West Coast: Imahra Cameron (3), Grace Kelly (2), Niamh Kelly (2), Melissa Caulfield
Geelong: Georgia Clarke, Amy McDonald


West Coast: N/A
Geelong: N/A

  • This was the Eagles’ most well-rounded performance in their two years, and this was reflected on the scoreboard. West Coast kicked their highest score ever, eclipsing their 5.4.34 of two weeks ago. Coming into the round, no Eagle had ever kicked multiple goals in a game. Against the Cats, however, Imahra Cameron, Grace Kelly and Niamh Kelly each hit the scoreboard more than once.

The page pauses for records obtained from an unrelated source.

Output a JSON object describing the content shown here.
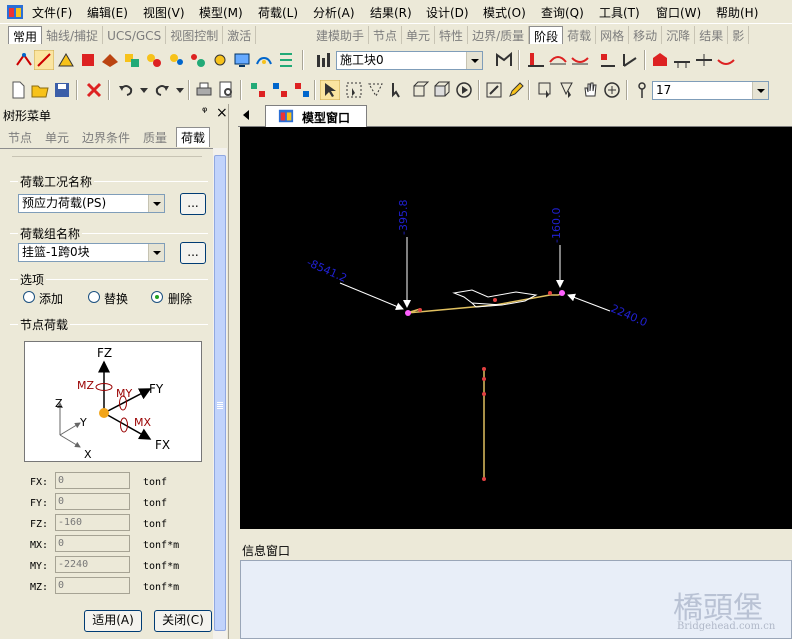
{
  "menu": [
    "文件(F)",
    "编辑(E)",
    "视图(V)",
    "模型(M)",
    "荷载(L)",
    "分析(A)",
    "结果(R)",
    "设计(D)",
    "模式(O)",
    "查询(Q)",
    "工具(T)",
    "窗口(W)",
    "帮助(H)"
  ],
  "tabs_left": [
    "常用",
    "轴线/捕捉",
    "UCS/GCS",
    "视图控制",
    "激活"
  ],
  "tabs_right": [
    "建模助手",
    "节点",
    "单元",
    "特性",
    "边界/质量",
    "阶段",
    "荷载",
    "网格",
    "移动",
    "沉降",
    "结果",
    "影"
  ],
  "stage_combo": "施工块0",
  "number_combo": "17",
  "panel": {
    "title": "树形菜单",
    "pin": "ᵠ",
    "close": "×",
    "tabs": [
      "节点",
      "单元",
      "边界条件",
      "质量",
      "荷载"
    ],
    "load_case_label": "荷载工况名称",
    "load_case_value": "预应力荷载(PS)",
    "load_group_label": "荷载组名称",
    "load_group_value": "挂篮-1跨0块",
    "dots": "...",
    "options_label": "选项",
    "opt_add": "添加",
    "opt_replace": "替换",
    "opt_delete": "删除",
    "node_load_label": "节点荷载",
    "diagram": {
      "fz": "FZ",
      "mz": "MZ",
      "my": "MY",
      "fy": "FY",
      "mx": "MX",
      "fx": "FX",
      "z": "Z",
      "y": "Y",
      "x": "X"
    },
    "fields": [
      {
        "label": "FX:",
        "value": "0",
        "unit": "tonf"
      },
      {
        "label": "FY:",
        "value": "0",
        "unit": "tonf"
      },
      {
        "label": "FZ:",
        "value": "-160",
        "unit": "tonf"
      },
      {
        "label": "MX:",
        "value": "0",
        "unit": "tonf*m"
      },
      {
        "label": "MY:",
        "value": "-2240",
        "unit": "tonf*m"
      },
      {
        "label": "MZ:",
        "value": "0",
        "unit": "tonf*m"
      }
    ],
    "apply_button": "适用(A)",
    "close_button": "关闭(C)"
  },
  "doc_tab": "模型窗口",
  "viewport_labels": {
    "load_top_left": "-395.8",
    "load_left": "-8541.2",
    "load_top_right": "-160.0",
    "load_right": "2240.0"
  },
  "info_window_title": "信息窗口",
  "watermark": {
    "main": "橋頭堡",
    "sub": "Bridgehead.com.cn"
  }
}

  • The key to this attack was West Coast’s speed right across the ground. Once they got the ball into the hands of players like Aisling McCarthy, Isabella Lewis or Mikayla Bowen, the Cats simply couldn’t go with them or limit that run and carry.
  • Out of defence, Chantella Perera proved why the Eagles were so keen to recruit her to their inaugural list last year. Perera reads the ball exceptionally well, but what stood out this week was her intercept marking. She wasn’t simply equalling the contest, but causing the turnover. She had a career high 16 disposals, nine intercepts and five marks for the game, and made Geelong’s rare attempt to attack all the more difficult.
  • Leading from the front was captain Emma Swanson, who set the tone for the Eagles and put in a genuine four-quarter performance, not letting up until the final siren—something the team have struggled to do this season. Her six marks and eight tackles led the field, and it was a huge—legal—bump on Georgie Rankin late in the game that showed her fierce intent.
  • As good as it was for the Eagles, things are looking worrisome for Geelong. There seemed to be a real lack of repeat efforts across the field outside of a handful of players, which was disappointing given their strong performance against Carlton last week. Amy McDonald continued her breakout season, leading the field for disposals (24) and clearances (nine), while also kicking one of Geelong’s two goals.